I took the family to see Julius Caesar at The Old Globe. The show was part of The Old Globe and University of San Diego Shiley Graduate Theatre Program, so the performers were MFA candidates. We’d seen a few of them before at The Old Globe in Much Ado About Nothing and The Tempest.
Although I’d seen the BBC Shakespeare version of Julius Caesar (1979), and also a BBC Play of the Month version (1969, well worth seeking out for Edward Woodward’s Cassius), this was the first time I’d seen the play live. Both recorded versions were done in Romanesque period dress; this live performance was done in the round with hints of period dress and – especially as the play progressed and the focus turned to Mark Antony and the Triumvirate – blatant nods to modern dress.
The play began with something of a framing device, as boisterous mechanicals presented a bawdy play extempore in which Caesar’s military triumphs were celebrated and Caesar and Calphurnia’s failure to have a child and heir was gleefully mocked.
The casting of women as Brutus and Cassius and men as Caesar, Mark Antony, and Octavius almost made the play a commentary on the struggle against the patriarchy. My teenage son supported Team Caesar, insisting that an enlightened dictatorship is the most efficient form of government. History would seem to support him; the Roman Republic lasted about 500 years, the Roman Empire that had its genesis in Julius Caesar but was set into motion by Octavius lasted 1,500 years if you count the powerful eastern half that became the Byzantine Empire. Even longer if you count the still-powerful, still-patriarchal church centered in Rome.
My wife and I, though, were Team Brutus people, although the reality is that they were oligarchs who, rather like the American revolutionaries (ahem, looking at you Hamilton), were largely protecting their own interests.

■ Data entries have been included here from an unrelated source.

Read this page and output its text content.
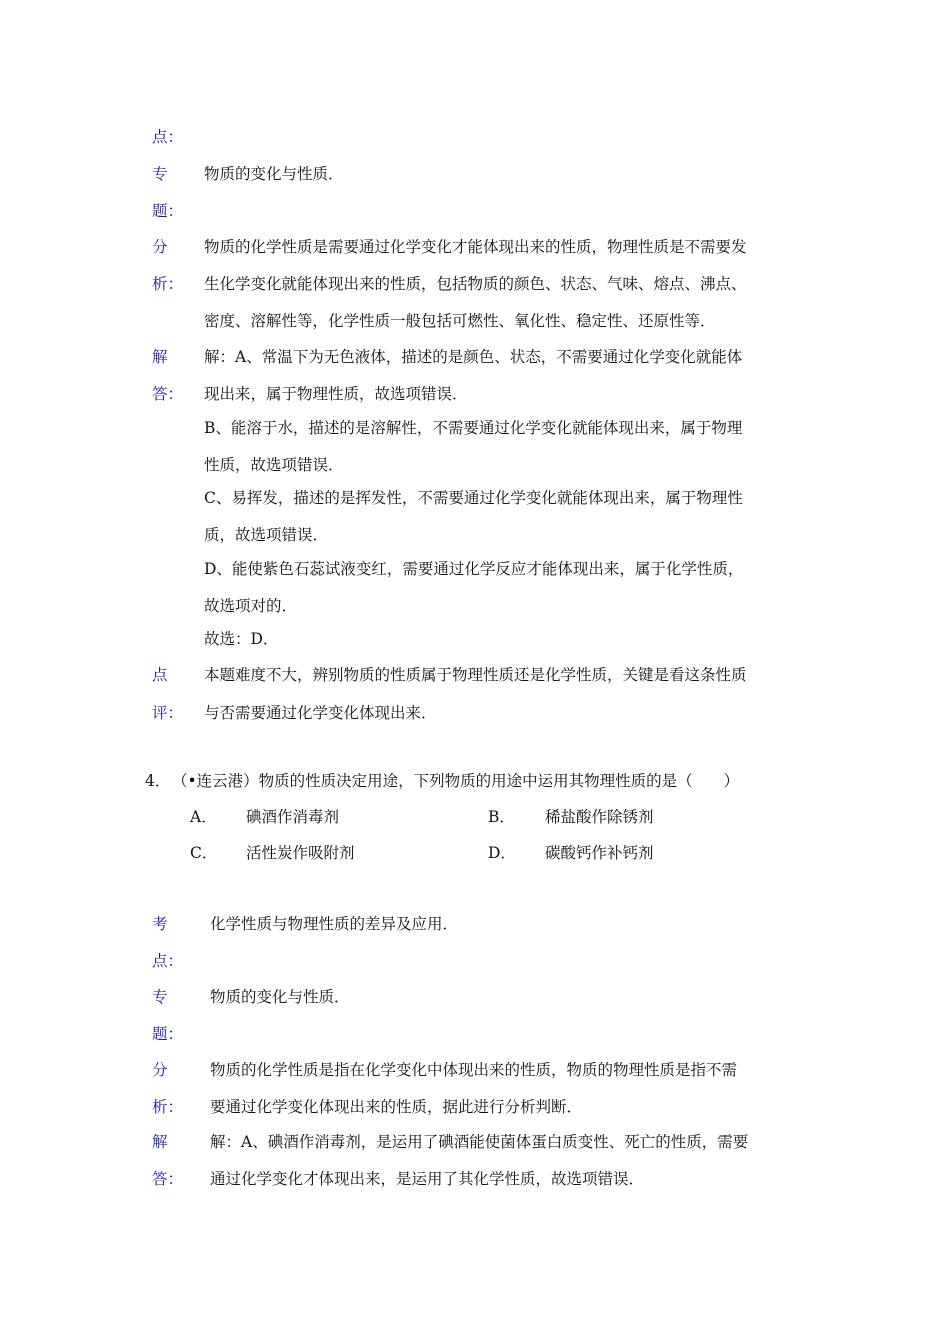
点：
专 物质的变化与性质．
题：
分 物质的化学性质是需要通过化学变化才能体现出来的性质，物理性质是不需要发
析： 生化学变化就能体现出来的性质，包括物质的颜色、状态、气味、熔点、沸点、
密度、溶解性等，化学性质一般包括可燃性、氧化性、稳定性、还原性等．
解 解：A、常温下为无色液体，描述的是颜色、状态，不需要通过化学变化就能体
答： 现出来，属于物理性质，故选项错误．
B、能溶于水，描述的是溶解性，不需要通过化学变化就能体现出来，属于物理
性质，故选项错误．
C、易挥发，描述的是挥发性，不需要通过化学变化就能体现出来，属于物理性
质，故选项错误．
D、能使紫色石蕊试液变红，需要通过化学反应才能体现出来，属于化学性质，
故选项对的．
故选：D．
点 本题难度不大，辨别物质的性质属于物理性质还是化学性质，关键是看这条性质
评： 与否需要通过化学变化体现出来．
4． （•连云港）物质的性质决定用途，下列物质的用途中运用其物理性质的是（　　）
A． 碘酒作消毒剂	B． 稀盐酸作除锈剂
C． 活性炭作吸附剂	D． 碳酸钙作补钙剂
考	化学性质与物理性质的差异及应用．
点：
专	物质的变化与性质．
题：
分	物质的化学性质是指在化学变化中体现出来的性质，物质的物理性质是指不需
析： 要通过化学变化体现出来的性质，据此进行分析判断．
解	解：A、碘酒作消毒剂，是运用了碘酒能使菌体蛋白质变性、死亡的性质，需要
答： 通过化学变化才体现出来，是运用了其化学性质，故选项错误．
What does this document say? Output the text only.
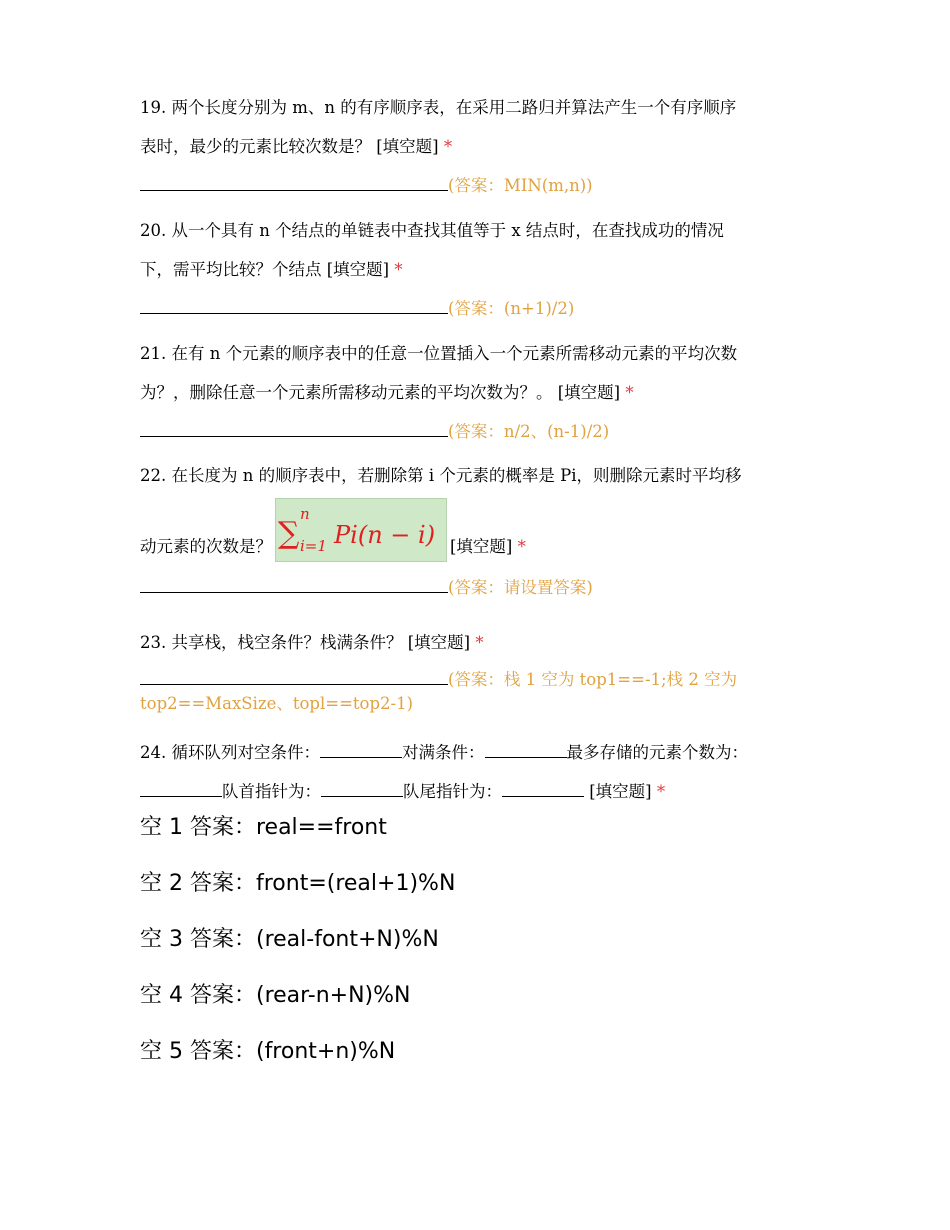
19. 两个长度分别为 m、n 的有序顺序表，在采用二路归并算法产生一个有序顺序
表时，最少的元素比较次数是？ [填空题] *
(答案：MIN(m,n))
20. 从一个具有 n 个结点的单链表中查找其值等于 x 结点时，在查找成功的情况
下，需平均比较？个结点 [填空题] *
(答案：(n+1)/2)
21. 在有 n 个元素的顺序表中的任意一位置插入一个元素所需移动元素的平均次数
为？，删除任意一个元素所需移动元素的平均次数为？。 [填空题] *
(答案：n/2、(n-1)/2)
22. 在长度为 n 的顺序表中，若删除第 i 个元素的概率是 Pi，则删除元素时平均移
动元素的次数是？ ∑
n
i=1 Pi(n − i) [填空题] *
(答案：请设置答案)
23. 共享栈，栈空条件？栈满条件？ [填空题] *
(答案：栈 1 空为 top1==-1;栈 2 空为
top2==MaxSize、topl==top2-1)
24. 循环队列对空条件：	对满条件：	最多存储的元素个数为：
队首指针为：	队尾指针为：	[填空题] *
空 1 答案：real==front
空 2 答案：front=(real+1)%N
空 3 答案：(real-font+N)%N
空 4 答案：(rear-n+N)%N
空 5 答案：(front+n)%N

I especially liked this Mark Antony’s disingenuousness, a watchfully manipulative characteristic that moved to the fore as the play progressed. This Cassius, too, was insincere, so the contest was really between Cassius and Mark Antony, two equivocators, over the fate of honest Brutus. I liked how the triumvirate were dressed in shiny, modern steel gray suits with Romanesque sashes of red. And, I thought the doubling of Caesar with Strato, who holds the sword for Brutus to run upon, was a nice finishing touch.
In all, a perfect evening: Shakespeare, a beautiful fall evening in Balboa Park, and a deep, long conversation with our teenager, what could be better?